J Neurol Surg B Skull Base 2020; 81(S 01): S1-S272
DOI: 10.1055/s-0040-1702388
Oral Presentations
Georg Thieme Verlag KG Stuttgart · New York

3D Tractography in Skull Base Surgery: Technological Advances and Feasibility-Initial Experience

Srikant S. Chakravarthi
1   Aurora Neuroscience Innovation Institute, Milwaukee, Wisconsin, United States
,
Melanie B. Fukui
1   Aurora Neuroscience Innovation Institute, Milwaukee, Wisconsin, United States
,
Alejandro Monroy-Sosa
1   Aurora Neuroscience Innovation Institute, Milwaukee, Wisconsin, United States
,
Jonathan E. Jennings
1   Aurora Neuroscience Innovation Institute, Milwaukee, Wisconsin, United States
,
Austin Epping
1   Aurora Neuroscience Innovation Institute, Milwaukee, Wisconsin, United States
,
Sammy Khalili
1   Aurora Neuroscience Innovation Institute, Milwaukee, Wisconsin, United States
,
Lior Gonen
1   Aurora Neuroscience Innovation Institute, Milwaukee, Wisconsin, United States
,
Juanita M. Celix
1   Aurora Neuroscience Innovation Institute, Milwaukee, Wisconsin, United States
,
Bhavani Kura
1   Aurora Neuroscience Innovation Institute, Milwaukee, Wisconsin, United States
,
Nathaniel Kojis
1   Aurora Neuroscience Innovation Institute, Milwaukee, Wisconsin, United States
,
Richard A. Rovin
1   Aurora Neuroscience Innovation Institute, Milwaukee, Wisconsin, United States
,
Amin B. Kassam
1   Aurora Neuroscience Innovation Institute, Milwaukee, Wisconsin, United States
› Author Affiliations
Further Information

Publication History

Publication Date:
05 February 2020 (online)

 

Background: Despite neural anatomy being one of the primary drivers of corridor selection in skull base surgery, 3D tractography has not previously been incorporated into routine image guidance for skull base surgery due to numerous obstacles.

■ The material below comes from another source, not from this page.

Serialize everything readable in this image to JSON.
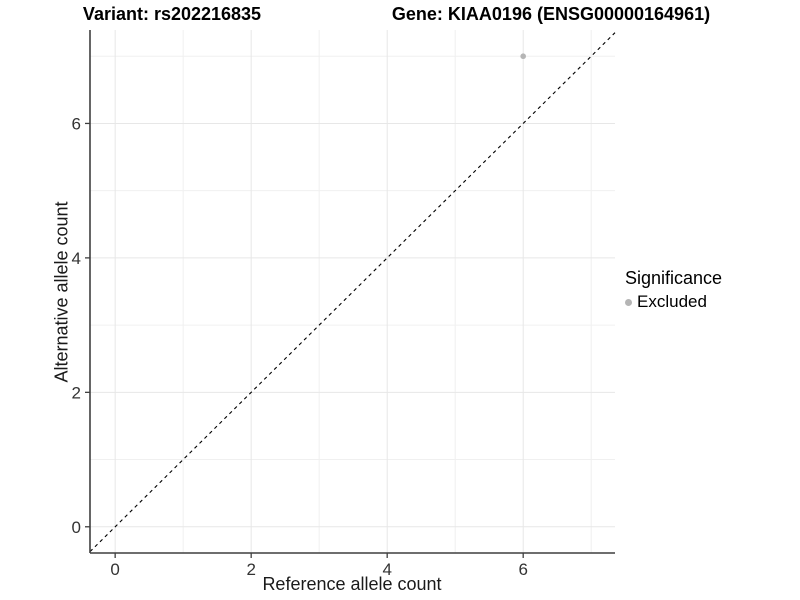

Objective: The aim of the study is to determine the feasibility of incorporating automated generation of 3D white matter tractography into the routine skull base surgery planning and corridor selection using an integrated planning and navigation solution.

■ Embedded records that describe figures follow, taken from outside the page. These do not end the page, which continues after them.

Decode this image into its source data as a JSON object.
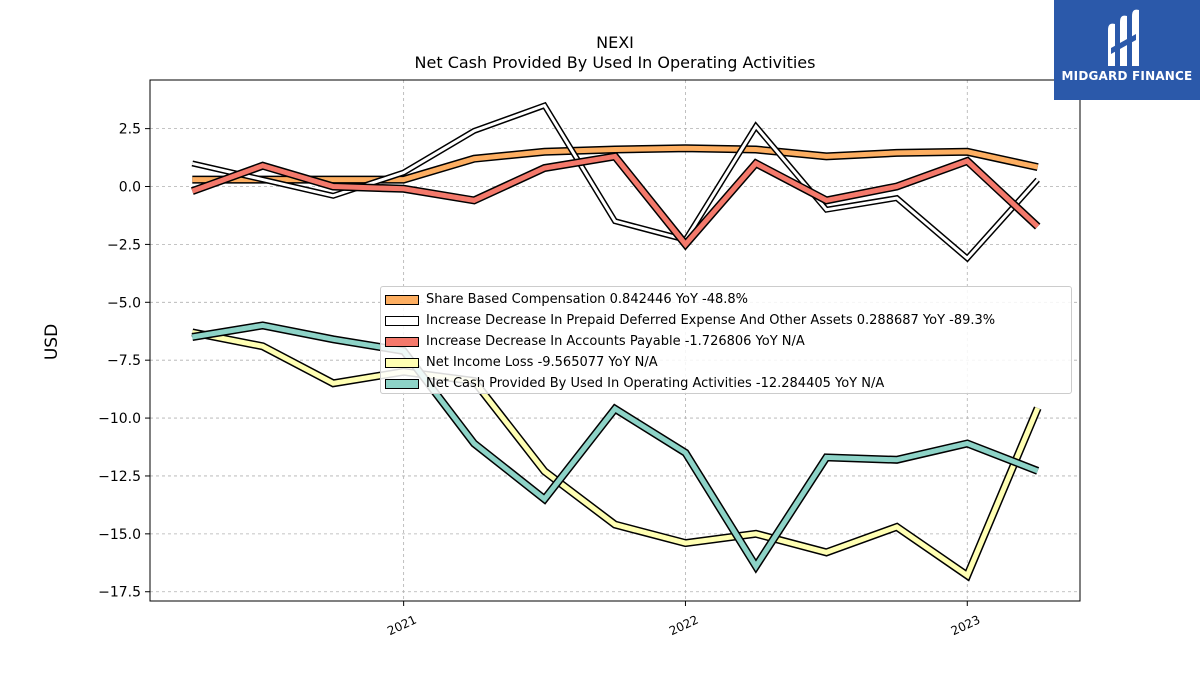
{
  "header": {
    "title": "NEXI",
    "subtitle": "Net Cash Provided By Used In Operating Activities"
  },
  "logo": {
    "text": "MIDGARD FINANCE",
    "background": "#2b59aa"
  },
  "chart_data": {
    "type": "line",
    "ylabel": "USD",
    "xlabel": "",
    "ylim": [
      -17.9,
      4.6
    ],
    "xlim": [
      2020.1,
      2023.4
    ],
    "yticks": [
      2.5,
      0.0,
      -2.5,
      -5.0,
      -7.5,
      -10.0,
      -12.5,
      -15.0,
      -17.5
    ],
    "ytick_labels": [
      "2.5",
      "0.0",
      "−2.5",
      "−5.0",
      "−7.5",
      "−10.0",
      "−12.5",
      "−15.0",
      "−17.5"
    ],
    "xticks": [
      2021,
      2022,
      2023
    ],
    "xtick_labels": [
      "2021",
      "2022",
      "2023"
    ],
    "grid": true,
    "legend_position": "center-right",
    "x": [
      2020.25,
      2020.5,
      2020.75,
      2021.0,
      2021.25,
      2021.5,
      2021.75,
      2022.0,
      2022.25,
      2022.5,
      2022.75,
      2023.0,
      2023.25
    ],
    "series": [
      {
        "name": "Share Based Compensation",
        "legend_label": "Share Based Compensation  0.842446 YoY -48.8%",
        "color": "#fdae61",
        "width": 5,
        "values": [
          0.3,
          0.3,
          0.3,
          0.3,
          1.2,
          1.5,
          1.6,
          1.65,
          1.6,
          1.3,
          1.45,
          1.5,
          0.84
        ]
      },
      {
        "name": "Increase Decrease In Prepaid Deferred Expense And Other Assets",
        "legend_label": "Increase Decrease In Prepaid Deferred Expense And Other Assets  0.288687 YoY -89.3%",
        "color": "#ffffff",
        "width": 3,
        "values": [
          1.0,
          0.3,
          -0.4,
          0.6,
          2.4,
          3.5,
          -1.5,
          -2.3,
          2.6,
          -1.0,
          -0.5,
          -3.1,
          0.29
        ]
      },
      {
        "name": "Increase Decrease In Accounts Payable",
        "legend_label": "Increase Decrease In Accounts Payable  -1.726806 YoY N/A",
        "color": "#f4796b",
        "width": 5,
        "values": [
          -0.2,
          0.9,
          0.0,
          -0.1,
          -0.6,
          0.8,
          1.3,
          -2.5,
          1.0,
          -0.6,
          0.0,
          1.1,
          -1.73
        ]
      },
      {
        "name": "Net Income Loss",
        "legend_label": "Net Income Loss  -9.565077 YoY N/A",
        "color": "#ffffb3",
        "width": 5,
        "values": [
          -6.3,
          -6.9,
          -8.5,
          -8.0,
          -8.4,
          -12.3,
          -14.6,
          -15.4,
          -15.0,
          -15.8,
          -14.7,
          -16.8,
          -9.57
        ]
      },
      {
        "name": "Net Cash Provided By Used In Operating Activities",
        "legend_label": "Net Cash Provided By Used In Operating Activities  -12.284405 YoY N/A",
        "color": "#8dd3c7",
        "width": 5,
        "values": [
          -6.5,
          -6.0,
          -6.6,
          -7.1,
          -11.1,
          -13.5,
          -9.6,
          -11.5,
          -16.4,
          -11.7,
          -11.8,
          -11.1,
          -12.28
        ]
      }
    ]
  }
}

Methods: 100 skull base endonasal and transcranial procedures were planned in 94 patients and retrospectively reviewed. The main outcome measures were the following: (1) Ability to automate generation of 3D tractography; (2) Ability to co-register 3D tractography with CT and CTA in addition to structural MRI; (3) Accuracy of co-registration of 3D tractography to structural imaging (CT, CTA, and MRI); and (4) Ability to demonstrate real-time manipulation of 3D tractography intraoperatively for sequential reassessment of depth of resection and proximity to critical neural structures.

Results: The integrated planning software produced automated 3D tractography in all cases. In all cases, multiple imaging sequences were accurately merged to permit visualization of tractography overlaid on MRI, CT, and CTA during surgical planning and navigation. The registration of MRI, CT bone algorithm, and CTA images using an overlay tool was judged to be accurate in all cases. The geometric fit of 3D tractography was judged to be within 0.25 mm in all cases. In all cases, the full 3D tractography dataset was available for use during intraoperative navigation.

Conclusion: This initial series of 100 cases has established the feasibility of incorporating 3D tractography into the skull base surgical armamentarium.